As the electricity sector is already so low carbon, and renewable energy is the lowest cost technology, it can accelerate the decarbonisation of transport and heat. One of the key advantages about focusing on demand flexibility is that electrifying other energy vectors will create a positive feedback loop:

  • the transition to heat pumps creates highly efficient electric heating (with every unit of electricity you put in generating over three times as many units of heat out, as shown in this neat video from our Powering Parks project partner ‘Possible’). But it also creates the ability for our homes and businesses to function as ‘heat batteries’, to pre-heat our homes to avoid periods of peak demand.

  • the transition to electric vehicles will provide each car owner with a battery which could power your home at periods of peak demand, and provide flexibility throughout the night on the timing for when the battery needs to be recharged, to best match when there is a surplus of renewable generation.

Growing Pains

Delivering a green recovery is about more than just creating a zero-carbon economy. It’s about ensuring that the interests of people are valued, and that human and social capital are balanced with economic and environmental capital. There will be some winners, and some losers. Allowing the aviation industry to downsize – allowing the oil industry to become extinct – are necessary if we are to live within a zero-carbon economy. Pre-COVID, it was impossible to envision a way to make this happen. Post-COVID, all that’s necessary is to choose not to invest billions in bailing these industries out.

Investing instead in a green recovery is a viable alternative. New jobs can be created in clean energy – instead of jobs in oil and gas, we can create jobs for low-carbon heating engineers. We certainly need them – data from 2017 showed that 77% of gas engineers were over 45. Smart, local energy systems require connectivity. Investing in rural broadband will not only help people work from home and support the diversification of the rural economy, but will also enable homes to become zero carbon.

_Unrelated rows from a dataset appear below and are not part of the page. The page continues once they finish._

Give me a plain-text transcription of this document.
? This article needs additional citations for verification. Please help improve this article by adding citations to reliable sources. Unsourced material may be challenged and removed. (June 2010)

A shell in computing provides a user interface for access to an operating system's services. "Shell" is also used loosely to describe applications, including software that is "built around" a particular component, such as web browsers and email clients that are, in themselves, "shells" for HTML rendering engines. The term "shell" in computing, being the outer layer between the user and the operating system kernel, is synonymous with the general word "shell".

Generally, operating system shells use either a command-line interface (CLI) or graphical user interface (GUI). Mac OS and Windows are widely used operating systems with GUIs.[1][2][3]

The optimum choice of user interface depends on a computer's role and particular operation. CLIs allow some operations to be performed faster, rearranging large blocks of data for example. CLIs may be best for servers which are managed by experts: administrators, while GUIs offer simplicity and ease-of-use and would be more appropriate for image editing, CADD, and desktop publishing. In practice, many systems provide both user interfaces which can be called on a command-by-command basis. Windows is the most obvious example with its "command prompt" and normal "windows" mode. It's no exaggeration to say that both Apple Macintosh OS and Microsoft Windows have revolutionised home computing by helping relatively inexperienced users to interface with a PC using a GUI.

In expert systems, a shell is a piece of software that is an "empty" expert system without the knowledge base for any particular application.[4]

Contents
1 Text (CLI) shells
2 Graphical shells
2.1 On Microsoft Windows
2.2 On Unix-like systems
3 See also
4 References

In the process, we end up with cleaner cities with less air pollution and less noise pollution; and we end up with better homes which are better insulated, and smartly controlled. We can also get a fairer energy system: rather than a few windfarm owners being paid millions of pounds per day for switching off when there is surplus renewable generation, why not have millions of individual customers benefit from low or negative energy prices. This is the opportunity from the current crisis: change will have to come, so let’s make sure it’s for the better.